About two dozen people chipped in Saturday to renovate and spruce up Family Promise of Effingham County’s day center in Springfield.

Volunteers from Gulfstream Aerospace and Effingham’s Rotary Clubs packed several days’ worth of projects into one morning. They built a new wheelchair ramp, painted indoor walls, hung shelves, cleared debris from the grounds and revamped the back yard with landscaping, a fence and picnic table.

“It was a lot of different projects that we had, from small to big ones,” said Ashley Moore, Family Promise of Effingham’s executive director. “We got a lot of those done, so we’re excited.”

The day center renovation was one of the local projects as part of the National Day of Service and Remembrance. The nationwide effort began in 2002 as a way to honor the victims, survivors and emergency responders from the 9/11 terrorist attacks.

“God has blessed us with a lot of things, and we just want to give back,” said Gulfstream employee Kevin Moore, who volunteered along with his wife Kerri. “Every opportunity we can find to give back to the community, that’s exactly what we’re going to do.”

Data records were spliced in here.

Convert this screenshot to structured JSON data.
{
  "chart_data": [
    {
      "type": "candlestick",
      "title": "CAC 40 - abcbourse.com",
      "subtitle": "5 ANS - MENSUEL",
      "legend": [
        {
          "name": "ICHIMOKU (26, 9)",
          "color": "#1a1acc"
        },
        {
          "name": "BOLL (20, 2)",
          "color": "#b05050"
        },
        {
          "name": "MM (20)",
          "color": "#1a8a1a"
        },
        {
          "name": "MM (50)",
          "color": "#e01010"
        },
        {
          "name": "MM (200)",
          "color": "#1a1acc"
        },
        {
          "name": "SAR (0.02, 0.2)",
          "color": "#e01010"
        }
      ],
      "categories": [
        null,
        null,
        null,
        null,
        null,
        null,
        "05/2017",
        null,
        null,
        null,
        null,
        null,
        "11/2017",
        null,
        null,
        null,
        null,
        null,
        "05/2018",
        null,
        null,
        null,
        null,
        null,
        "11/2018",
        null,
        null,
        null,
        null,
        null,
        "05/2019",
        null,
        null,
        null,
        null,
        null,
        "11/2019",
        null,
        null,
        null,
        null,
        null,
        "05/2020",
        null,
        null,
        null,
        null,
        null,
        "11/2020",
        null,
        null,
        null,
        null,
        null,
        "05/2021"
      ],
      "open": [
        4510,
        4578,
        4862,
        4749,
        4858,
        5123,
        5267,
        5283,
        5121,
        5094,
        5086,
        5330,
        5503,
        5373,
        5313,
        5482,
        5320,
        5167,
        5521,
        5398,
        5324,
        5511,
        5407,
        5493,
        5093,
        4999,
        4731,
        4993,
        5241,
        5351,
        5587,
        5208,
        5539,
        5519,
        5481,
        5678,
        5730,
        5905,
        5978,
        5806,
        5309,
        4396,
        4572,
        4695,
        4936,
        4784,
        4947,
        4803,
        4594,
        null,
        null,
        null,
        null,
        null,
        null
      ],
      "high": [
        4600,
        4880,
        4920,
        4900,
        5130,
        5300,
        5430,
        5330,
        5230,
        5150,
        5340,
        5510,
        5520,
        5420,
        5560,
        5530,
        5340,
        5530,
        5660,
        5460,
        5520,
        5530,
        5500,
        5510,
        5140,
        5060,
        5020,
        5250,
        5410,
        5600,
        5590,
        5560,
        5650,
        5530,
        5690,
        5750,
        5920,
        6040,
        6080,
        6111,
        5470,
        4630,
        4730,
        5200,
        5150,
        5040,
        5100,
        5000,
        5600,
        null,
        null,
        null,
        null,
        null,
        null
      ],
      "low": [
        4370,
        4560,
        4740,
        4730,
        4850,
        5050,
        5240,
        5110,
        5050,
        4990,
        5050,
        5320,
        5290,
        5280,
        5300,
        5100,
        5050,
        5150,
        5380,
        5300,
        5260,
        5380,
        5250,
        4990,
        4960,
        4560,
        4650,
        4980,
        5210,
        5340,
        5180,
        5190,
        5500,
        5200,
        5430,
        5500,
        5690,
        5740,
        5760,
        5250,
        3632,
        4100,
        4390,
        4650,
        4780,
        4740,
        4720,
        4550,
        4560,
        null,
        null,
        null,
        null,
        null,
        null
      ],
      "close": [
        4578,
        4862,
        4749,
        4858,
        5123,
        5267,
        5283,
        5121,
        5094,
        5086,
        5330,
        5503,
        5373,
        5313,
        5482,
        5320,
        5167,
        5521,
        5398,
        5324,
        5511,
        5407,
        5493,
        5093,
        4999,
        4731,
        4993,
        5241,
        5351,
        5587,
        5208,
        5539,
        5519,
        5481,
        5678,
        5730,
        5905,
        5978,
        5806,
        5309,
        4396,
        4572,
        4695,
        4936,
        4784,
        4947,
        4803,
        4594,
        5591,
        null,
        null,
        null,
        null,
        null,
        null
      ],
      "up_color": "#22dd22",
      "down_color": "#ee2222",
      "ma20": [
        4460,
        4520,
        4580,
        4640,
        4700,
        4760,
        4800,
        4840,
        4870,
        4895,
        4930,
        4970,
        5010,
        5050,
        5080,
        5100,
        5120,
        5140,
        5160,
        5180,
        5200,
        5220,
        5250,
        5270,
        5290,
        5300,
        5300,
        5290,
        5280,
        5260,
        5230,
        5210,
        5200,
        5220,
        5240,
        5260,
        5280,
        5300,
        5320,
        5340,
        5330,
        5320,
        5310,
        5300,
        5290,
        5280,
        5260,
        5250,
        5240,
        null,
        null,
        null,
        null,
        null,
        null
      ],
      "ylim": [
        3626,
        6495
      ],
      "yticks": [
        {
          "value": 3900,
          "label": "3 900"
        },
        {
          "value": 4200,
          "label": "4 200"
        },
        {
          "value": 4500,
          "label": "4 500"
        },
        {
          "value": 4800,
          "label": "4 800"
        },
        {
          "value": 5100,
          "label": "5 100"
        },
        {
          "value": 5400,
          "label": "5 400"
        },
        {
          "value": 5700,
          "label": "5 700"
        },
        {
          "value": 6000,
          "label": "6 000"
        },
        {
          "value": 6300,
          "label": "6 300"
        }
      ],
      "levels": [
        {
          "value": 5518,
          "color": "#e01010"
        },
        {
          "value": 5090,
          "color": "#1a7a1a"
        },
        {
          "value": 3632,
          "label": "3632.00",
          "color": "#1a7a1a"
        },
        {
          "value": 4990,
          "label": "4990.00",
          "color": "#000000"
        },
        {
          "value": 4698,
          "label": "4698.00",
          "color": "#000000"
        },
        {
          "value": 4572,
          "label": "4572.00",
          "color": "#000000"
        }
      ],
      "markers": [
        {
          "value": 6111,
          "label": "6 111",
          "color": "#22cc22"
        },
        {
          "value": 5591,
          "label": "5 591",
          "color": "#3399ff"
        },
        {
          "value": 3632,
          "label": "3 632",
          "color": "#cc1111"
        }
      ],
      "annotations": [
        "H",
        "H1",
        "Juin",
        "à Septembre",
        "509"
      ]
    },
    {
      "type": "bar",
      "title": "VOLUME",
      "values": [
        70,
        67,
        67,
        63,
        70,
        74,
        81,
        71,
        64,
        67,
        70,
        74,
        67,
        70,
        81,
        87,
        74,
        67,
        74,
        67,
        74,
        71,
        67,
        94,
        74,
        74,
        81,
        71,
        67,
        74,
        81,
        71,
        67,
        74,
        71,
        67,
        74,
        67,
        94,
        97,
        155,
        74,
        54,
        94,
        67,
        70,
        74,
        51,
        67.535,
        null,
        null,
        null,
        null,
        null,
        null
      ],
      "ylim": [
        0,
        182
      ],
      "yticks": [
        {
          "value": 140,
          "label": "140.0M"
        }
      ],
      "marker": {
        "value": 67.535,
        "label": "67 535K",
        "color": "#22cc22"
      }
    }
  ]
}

Family Promise uses the day center in its mission to help homeless families. Local churches host a family for a week at a time, and the day center provides showers, closet space, a washer and dryer and an office area for the family to look online for employment or housing.

“I just love to help people,” Kerri Moore said. “Even if you never meet the families that live here, you know that they’re being helped out.”

Family Promise of Effingham began hosting its first family — a husband and wife and their four children — this summer. The organization recently welcomed its second family, a mother and daughter.

Neither of the families were at the day center while the volunteers were working. The helpers didn’t mind that they would be long gone when the families returned.

“You just smile on the inside thinking of what they’re going to think when they get back,” said Roger Bowman, who coordinated Gulfstream’s volunteer group.

Along with the volunteer workers, other people made donations through Thrivent Financial Services toward materials for the projects. Also, a Rotary member donated supplies and the organization Hands On Savannah contributed funds, according to Moore.

“We run on volunteers,” she said. “So without those people coming out and giving, we wouldn’t be able to do what we do. We’re very fortunate and thankful for them.”